"Daisy Chains" of Fossil Creatures Found in China
for National Geographic News
|October 9, 2008|
"Daisy chains" of small fossil creatures recently discovered in southwest China reveal an extremely ancient and bizarre type of animal grouping, scientists say.
The shrimplike marine organisms, a previously unknown species that lived around 525 million years ago, were found linked head-to-tail at the fossil-rich Chengjiang site in Yunnan Province.
The fossils show 22 complete or partial chains containing up to 20 animals, a team led by Xianguang Hou of China's Yunnan University reports in this week's issue of the journal Science.
The fossil sample contained just one unattached individual, which was the longest specimen found at just under an inch (2.4 centimeters).
"It's a really fascinating finding—quite extraordinary, and a big puzzle," commented Nicholas Strausfeld, a regents' professor at the University of Arizona.
"The regularity of this row of animals is amazing," added Strausfeld, who wasn't part of the study team.
The extinct species, which is due to be named shortly, was a crustacean ancestor with a head shield—or carapace—and a segmented body, said team member Derek Siveter, professor of earth sciences at the University of Oxford in the U.K.
"If you found one on your plate at the local restaurant, you'd identify it as a shrimplike thing," Siveter said.
The interlinked fossil chains remained intact despite becoming stretched and twisted on the seabed.

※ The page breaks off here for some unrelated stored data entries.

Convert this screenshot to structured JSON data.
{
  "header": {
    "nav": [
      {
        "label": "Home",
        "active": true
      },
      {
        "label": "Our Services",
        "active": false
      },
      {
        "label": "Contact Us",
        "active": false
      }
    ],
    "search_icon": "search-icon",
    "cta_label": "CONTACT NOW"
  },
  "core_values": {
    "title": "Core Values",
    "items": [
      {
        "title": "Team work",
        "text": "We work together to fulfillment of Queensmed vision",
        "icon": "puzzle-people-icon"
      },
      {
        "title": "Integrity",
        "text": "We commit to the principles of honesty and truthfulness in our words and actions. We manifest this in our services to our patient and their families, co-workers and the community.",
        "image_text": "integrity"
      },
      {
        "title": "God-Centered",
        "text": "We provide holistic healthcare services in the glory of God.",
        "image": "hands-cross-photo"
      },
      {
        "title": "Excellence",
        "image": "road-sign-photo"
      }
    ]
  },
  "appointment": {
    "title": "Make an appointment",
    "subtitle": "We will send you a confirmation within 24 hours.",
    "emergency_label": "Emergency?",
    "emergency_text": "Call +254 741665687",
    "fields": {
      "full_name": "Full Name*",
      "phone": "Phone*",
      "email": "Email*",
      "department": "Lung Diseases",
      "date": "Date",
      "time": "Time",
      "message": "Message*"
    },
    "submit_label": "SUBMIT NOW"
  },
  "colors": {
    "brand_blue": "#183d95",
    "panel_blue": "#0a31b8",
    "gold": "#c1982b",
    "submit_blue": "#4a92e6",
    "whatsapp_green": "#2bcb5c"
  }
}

"You can see quite clearly where individual animals have been bent at right angles, but the integrity of the chain is maintained," Siveter said.
While it's possible the animals lived on the seabed, the study team thinks they swam or floated in the water column.
Feeding in this chained formation probably wasn't an option, since each animal's mouth opening would have been covered by the tail of the one in front, Siveter noted.
"The tail may have been grasped by the head appendages of the animal behind," he added.
Such groupings are otherwise unknown among living and extinct arthropods (the group that includes crustaceans, insects, and spiders), the study team said.
The only obvious living parallels for this kind of setup are salps, jellyfishlike ocean-drifters that are related to sea squirts, the researchers said.
Salps form lines of interlinked colonies as part of their reproductive cycle.
"But we don't find this type of reproductive mode in other arthropods," Siveter said. "So then we come back to a more simple explanation, that these animals congregated in this fashion for migration."
A loose analogy exists in today's spiny lobsters, which are found in tropical regions including the Caribbean, he said.
Though the lobsters don't link up in a chain during migration, "they march roughly in lines on the seabed at certain times of the year," Siveter said.
Migration does seem the most rational explanation for the fossils, agreed Strausfeld, of the University of Arizona.
"That's all you have to go on, quite frankly, based on the crustaceans tramping around on the planet today," he said.
Another possibility, Strausfeld said, is that the animals "may have been preserved before they hatched out of this long egg case."
The strength and precision of the chains, with their repeated head and tail insertions, suggests some kind of packaging was involved, he said.
"The egg case, if it's gelatinous, wouldn't be preserved," he added.
And the bigger, unattached specimen could represent an adult or a hatchling.
"Maybe the sac breaks down when the animal reaches a certain size," Strausfeld said.
The fossils date to the so-called Cambrian Explosion, a rapid evolutionary flowering when many of the major animal groups appeared.
"At that time in history there were some very strange things, and a lot of experimentation going on," Strausfeld said.
Although he knows no precedent for crustaceanlike animals producing egg cases that house numerous developing embryos, "it's possible [the fossils represent] strange ways of reproduction and development that are no longer with us," he added.
Siveter, of the University of Oxford, said the new discovery "gives us another window on this early proliferation of life, when all the major groups which sustain biodiversity to the present day were introduced to the fossil record."